Beliau berkata,”Sesungguhnya para sahabat membenci puasa Rajab. Diantara mereka adalah Abu Bakar dan Umar Radhiyallahu 'anhuma. Umar pernah mengumpamakan orang yang sering puasa Rajab seperti dirrah (susu yang melimpah-limpah, lihat Mukhtarush Shihah, pent.).

Aku berkata : Permisalan Umar ini terdapat di dalam Al Mu’jam Al Ausath, karya Thabrani dan di dalamnya ada orang yang bernama Al Hasan bin Jabalah. Al Haitsami berkata di dalam Al Majma’ 13/191,”Aku belum pernah menemukan orang yang menyebutkannya, dan rijal hadits yang lainnya tsiqah.”

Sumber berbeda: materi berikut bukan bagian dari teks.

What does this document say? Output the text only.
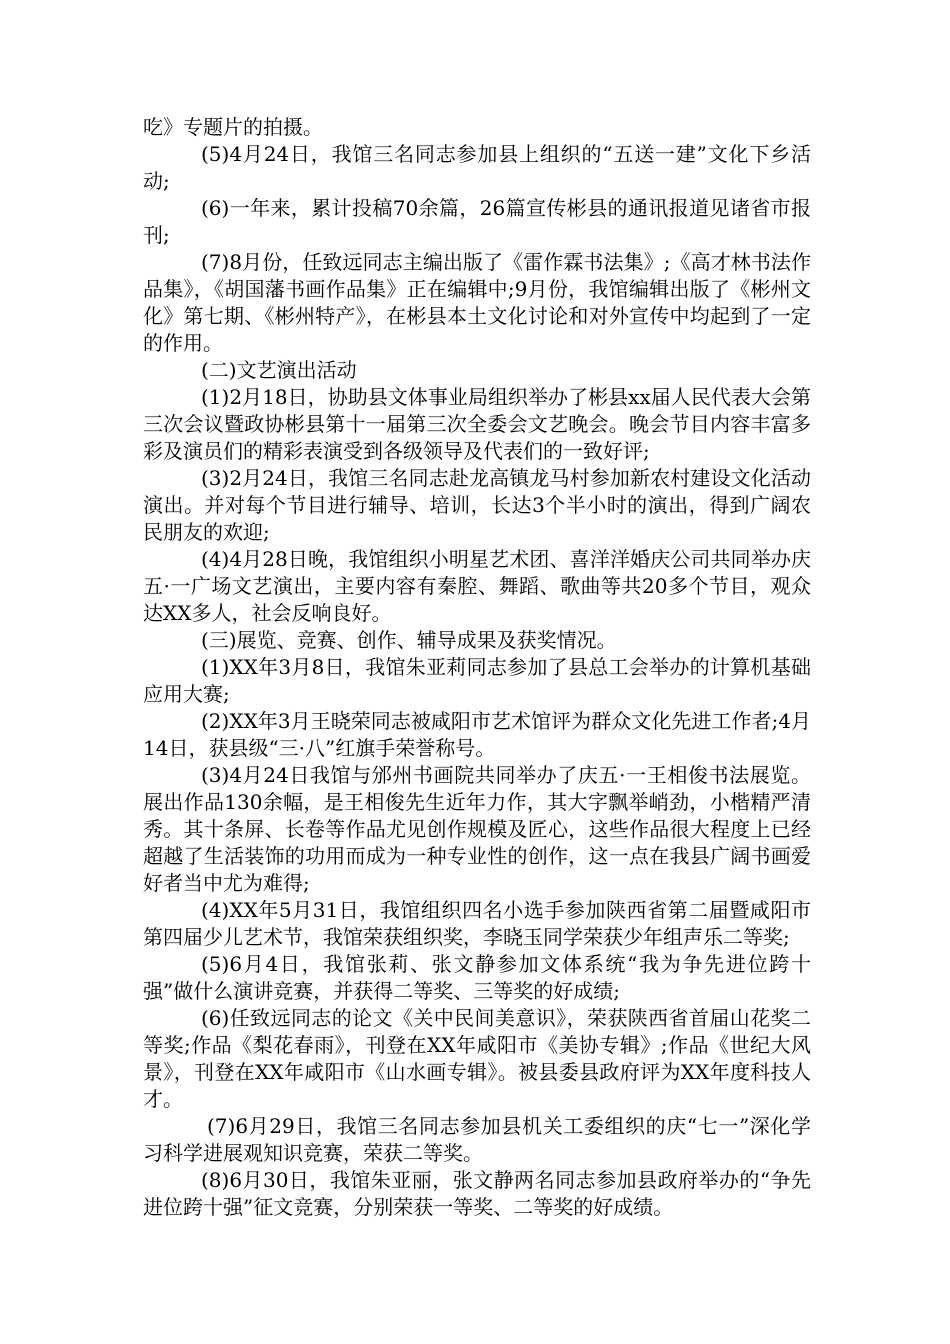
吃》专题片的拍摄。

(5)4月24日，我馆三名同志参加县上组织的“五送一建”文化下乡活动;

(6)一年来，累计投稿70余篇，26篇宣传彬县的通讯报道见诸省市报刊;

(7)8月份，任致远同志主编出版了《雷作霖书法集》;《高才林书法作品集》，《胡国藩书画作品集》正在编辑中;9月份，我馆编辑出版了《彬州文化》第七期、《彬州特产》，在彬县本土文化讨论和对外宣传中均起到了一定的作用。

(二)文艺演出活动

(1)2月18日，协助县文体事业局组织举办了彬县xx届人民代表大会第三次会议暨政协彬县第十一届第三次全委会文艺晚会。晚会节目内容丰富多彩及演员们的精彩表演受到各级领导及代表们的一致好评;

(3)2月24日，我馆三名同志赴龙高镇龙马村参加新农村建设文化活动演出。并对每个节目进行辅导、培训，长达3个半小时的演出，得到广阔农民朋友的欢迎;

(4)4月28日晚，我馆组织小明星艺术团、喜洋洋婚庆公司共同举办庆五·一广场文艺演出，主要内容有秦腔、舞蹈、歌曲等共20多个节目，观众达XX多人，社会反响良好。

(三)展览、竞赛、创作、辅导成果及获奖情况。

(1)XX年3月8日，我馆朱亚莉同志参加了县总工会举办的计算机基础应用大赛;

(2)XX年3月王晓荣同志被咸阳市艺术馆评为群众文化先进工作者;4月14日，获县级“三·八”红旗手荣誉称号。

(3)4月24日我馆与邠州书画院共同举办了庆五·一王相俊书法展览。展出作品130余幅，是王相俊先生近年力作，其大字飘举峭劲，小楷精严清秀。其十条屏、长卷等作品尤见创作规模及匠心，这些作品很大程度上已经超越了生活装饰的功用而成为一种专业性的创作，这一点在我县广阔书画爱好者当中尤为难得;

(4)XX年5月31日，我馆组织四名小选手参加陕西省第二届暨咸阳市第四届少儿艺术节，我馆荣获组织奖，李晓玉同学荣获少年组声乐二等奖;

(5)6月4日，我馆张莉、张文静参加文体系统“我为争先进位跨十强”做什么演讲竞赛，并获得二等奖、三等奖的好成绩;

(6)任致远同志的论文《关中民间美意识》，荣获陕西省首届山花奖二等奖;作品《梨花春雨》，刊登在XX年咸阳市《美协专辑》;作品《世纪大风景》，刊登在XX年咸阳市《山水画专辑》。被县委县政府评为XX年度科技人才。

(7)6月29日，我馆三名同志参加县机关工委组织的庆“七一”深化学习科学进展观知识竞赛，荣获二等奖。

(8)6月30日，我馆朱亚丽，张文静两名同志参加县政府举办的“争先进位跨十强”征文竞赛，分别荣获一等奖、二等奖的好成绩。
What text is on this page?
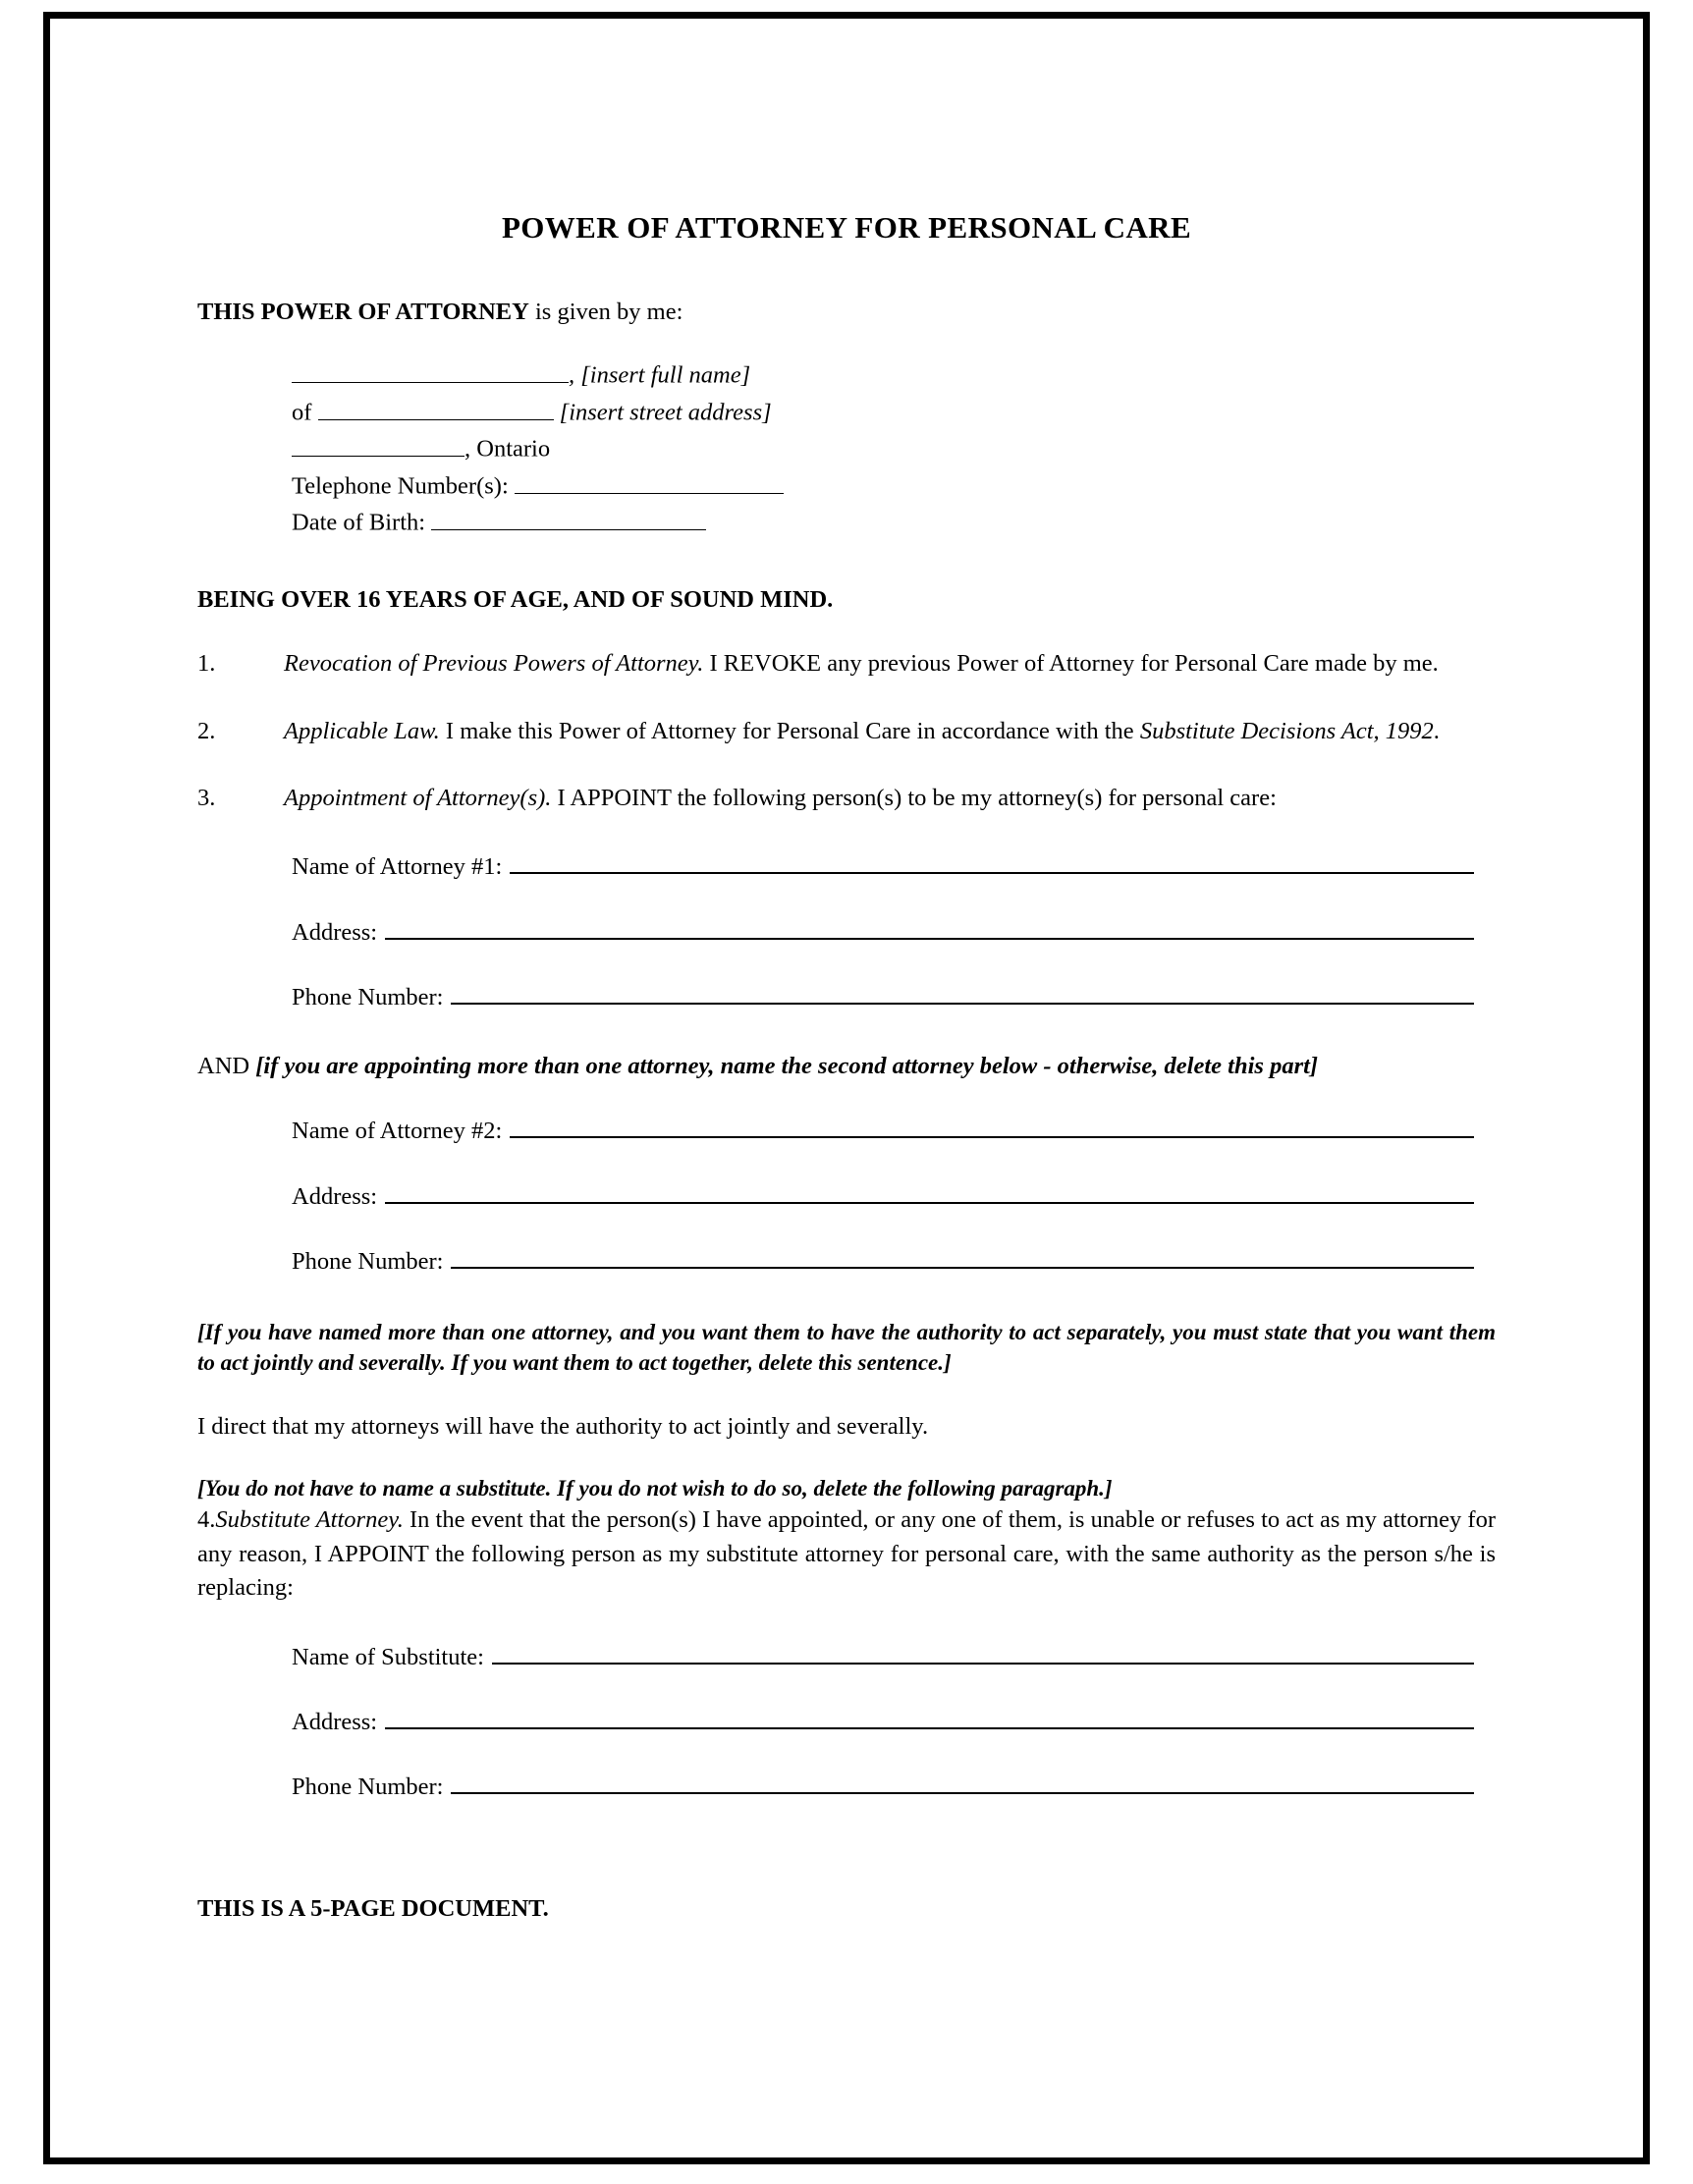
POWER OF ATTORNEY FOR PERSONAL CARE
THIS POWER OF ATTORNEY is given by me:
, [insert full name]
of	[insert street address]
, Ontario
Telephone Number(s):
Date of Birth:
BEING OVER 16 YEARS OF AGE, AND OF SOUND MIND.
1.	Revocation of Previous Powers of Attorney. I REVOKE any previous Power of Attorney for Personal Care made by me.
2.	Applicable Law. I make this Power of Attorney for Personal Care in accordance with the Substitute Decisions Act, 1992.
3.	Appointment of Attorney(s). I APPOINT the following person(s) to be my attorney(s) for personal care:
Name of Attorney #1:
Address:
Phone Number:
AND [if you are appointing more than one attorney, name the second attorney below - otherwise, delete this part]
Name of Attorney #2:
Address:
Phone Number:
[If you have named more than one attorney, and you want them to have the authority to act separately, you must state that you want them to act jointly and severally. If you want them to act together, delete this sentence.]
I direct that my attorneys will have the authority to act jointly and severally.
[You do not have to name a substitute. If you do not wish to do so, delete the following paragraph.]
4.Substitute Attorney. In the event that the person(s) I have appointed, or any one of them, is unable or refuses to act as my attorney for any reason, I APPOINT the following person as my substitute attorney for personal care, with the same authority as the person s/he is replacing:
Name of Substitute:
Address:
Phone Number:
THIS IS A 5-PAGE DOCUMENT.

Menurut Ibnu Wadhah dalam Al Bida’ hlm. 44 dan Al Faqihi dalam Kitabu Makkah, sebagaimana dikatakan oleh Abu Syamah Al Maqdisi dalam Al Ba’its ‘Ala Inkar Al Bida’ Wal Hawadits, hlm. 49. Beliau berkata juga : “Abu Utsman Sa’id bin Mansur menyandarkannya kepada imam yang disepakati keadilannya dan disepakati mengeluarkan dan meriwayatkannya,” dan beliau berkata : “Ini adalah sanad yang para perawinya disepakati keadilannya”.

Ath Thurtusi dalam Al Hawadits Wal Bida’, hlm. 129 dan Abu Syamah dalam Al Ba’its, hlm. 49 menukil kebencian Abu Bakar pada puasa Rajab.

Sebagai pelengkap, kami sampaikan ucapan Imam Abdullah Al Anshari, menukil dari Asy Suyuthi rahimahullah Ta’ala : “Jika dikatakan puasa Rajab adalah amalan yang baik, maka katakan padanya, mengamalkan kebaikan hendaknya sesuai yang disyari’atkan Rasulullah. Bila kita tahu, bahwa itu dusta atas nama Rasulullah, maka itu keluar dari yang disyari’atkan, dan mengagungkannya termasuk perkara jahiliyah, sebagaimana kata Umar. Umar pernah memukul rajabiyyin, yaitu orang-orang yang berpuasa Rajab. Adapun Ibnu Abbas, seorang ulama Al Qur’an membencinya juga. Dan dikeluarkan oleh Abdurrazaq di dalam Mushannaf 4/292, dari Atha’ dari Ibnu Abbas, bahwa dia membenci seluruh puasa Rajab, agar tidak dijadikan hari raya. Isnadnya shahih, sebagaimana dikatakan Ibnu Hajar dalam Tabyin Al Ajab, hlm. 65, 66 – Al Misriyyah.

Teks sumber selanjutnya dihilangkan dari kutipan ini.